Une grande partie des réserves d’or de la BCEAO est stockée à l’étranger, notamment à la Banque de France, qui en détient environ 70 %, soit plus d’un million d’onces. Cette centralisation historique, héritée de l’époque coloniale, suscite des critiques croissantes quant à la souveraineté monétaire des pays de l’UEMOA. Des voix, notamment parmi les économistes panafricanistes, appellent à un rapatriement progressif de ces réserves pour renforcer l’autonomie financière de la région.
Depuis 2023, la BCEAO a initié une stratégie de gestion active de ses réserves d’or, en plaçant environ 200 000 onces dans des opérations d’investissement, notamment via la Banque des règlements internationaux (BRI). Cette démarche vise à optimiser les rendements des actifs tout en assurant une diversification des placements, contribuant ainsi à la résilience économique de la région face aux chocs externes.

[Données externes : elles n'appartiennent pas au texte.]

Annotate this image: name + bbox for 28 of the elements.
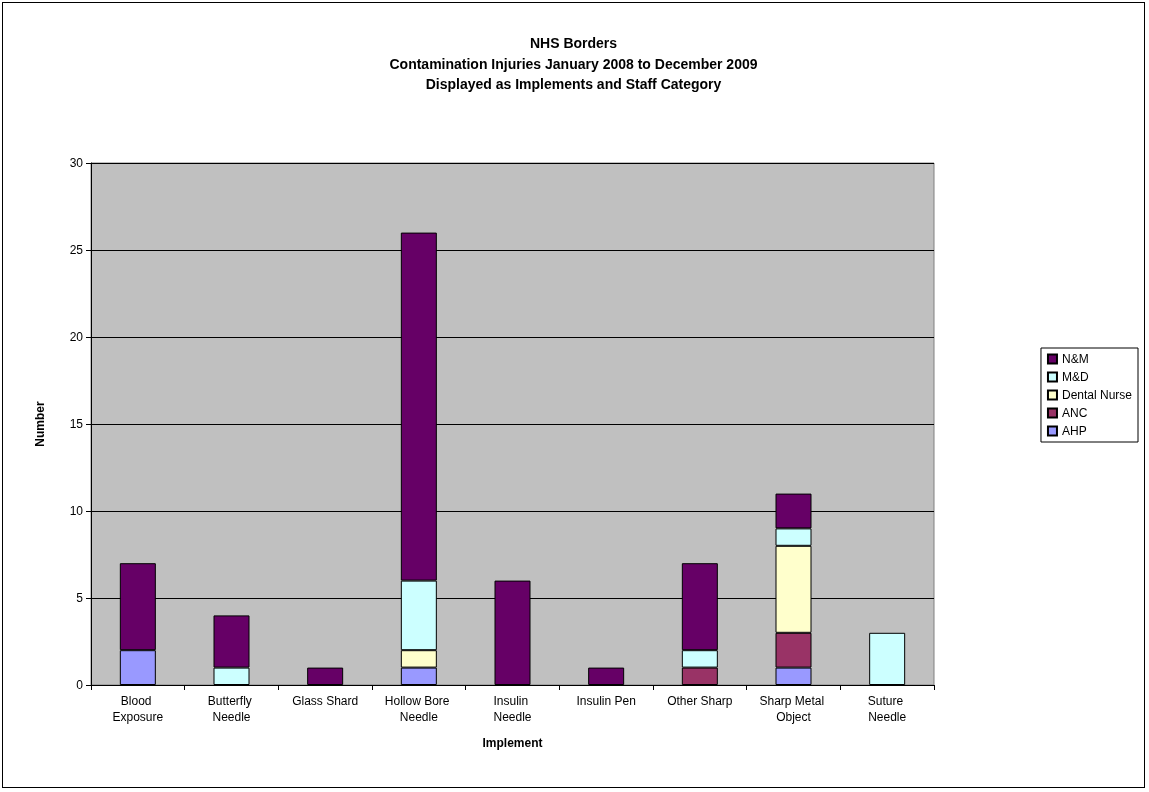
x-tick-label: Butterfly Needle	[207, 694, 256, 724]
y-tick-label: 10	[69, 504, 84, 518]
bar	[588, 667, 625, 685]
legend-label: M&D	[1061, 370, 1089, 384]
y-axis-title: Number	[33, 401, 47, 447]
legend-label: N&M	[1061, 352, 1089, 366]
y-tick-label: 0	[76, 678, 84, 692]
y-tick-label: 20	[69, 330, 84, 344]
legend-label: ANC	[1061, 406, 1088, 420]
legend-label: Dental Nurse	[1061, 388, 1133, 402]
y-tick-label: 25	[69, 243, 84, 257]
x-tick-label: Other Sharp	[667, 694, 733, 708]
legend-label: AHP	[1061, 424, 1087, 438]
x-axis-title: Implement	[482, 736, 543, 750]
x-tick-label: Insulin Pen	[576, 694, 636, 708]
x-tick-label: Blood Exposure	[112, 694, 164, 724]
y-tick-label: 30	[69, 156, 84, 170]
bar	[869, 632, 906, 685]
x-tick-label: Glass Shard	[292, 694, 359, 708]
bar	[307, 667, 344, 685]
chart-subtitle: Contamination Injuries January 2008 to December 2009 Displayed as Implements and Staff Category	[389, 56, 758, 92]
chart-title: NHS Borders	[529, 35, 618, 51]
y-tick-label: 15	[69, 417, 84, 431]
y-tick-label: 5	[76, 591, 84, 605]
x-tick-label: Suture Needle	[867, 694, 907, 724]
x-tick-label: Sharp Metal Object	[759, 694, 828, 724]
x-tick-label: Hollow Bore Needle	[384, 694, 453, 724]
x-tick-label: Insulin Needle	[493, 694, 532, 724]
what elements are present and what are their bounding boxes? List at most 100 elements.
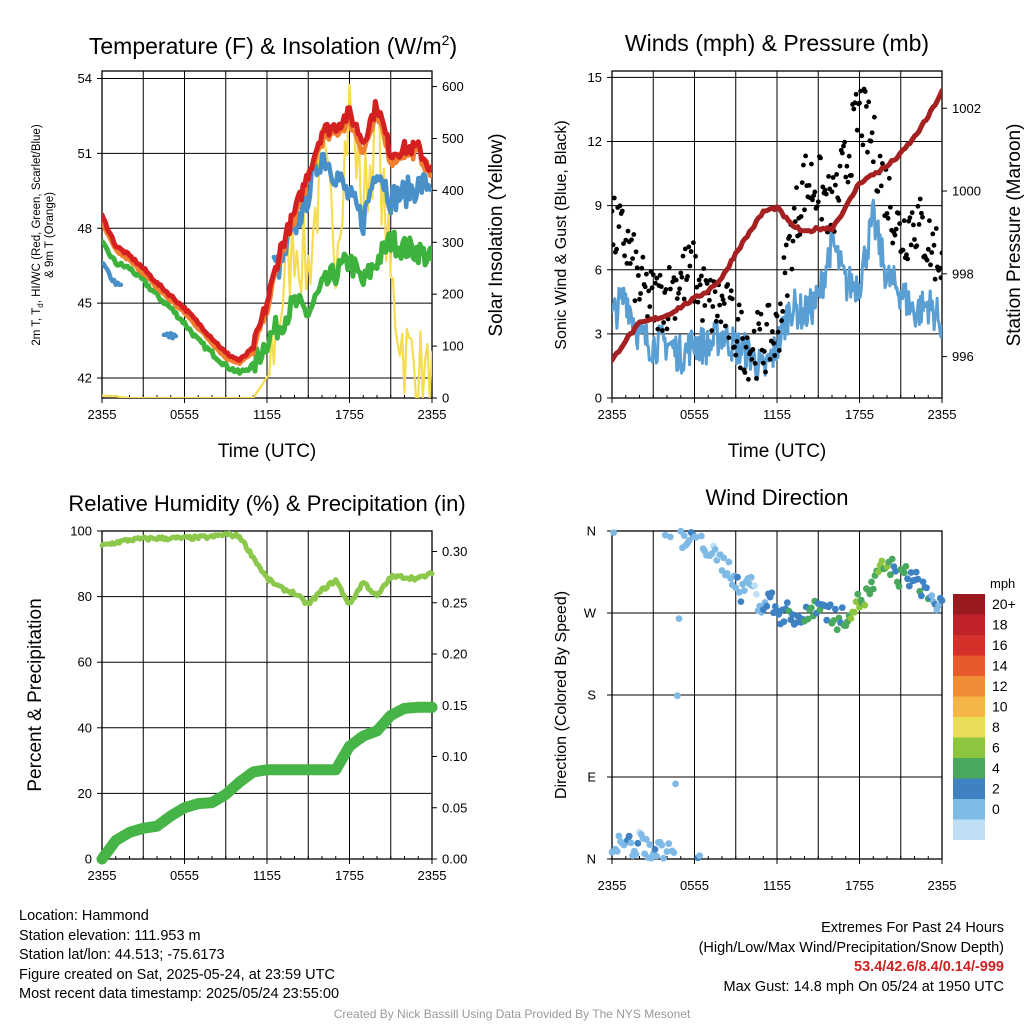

La consolidation des réserves d’or de la BCEAO intervient dans un contexte de discussions sur la réforme du franc CFA et la création éventuelle d’une monnaie unique ouest-africaine, l’éco. La gestion efficace des actifs en or pourrait jouer un rôle déterminant dans la réussite de cette transition monétaire, en offrant une assise solide pour la nouvelle monnaie et en renforçant la confiance des investisseurs.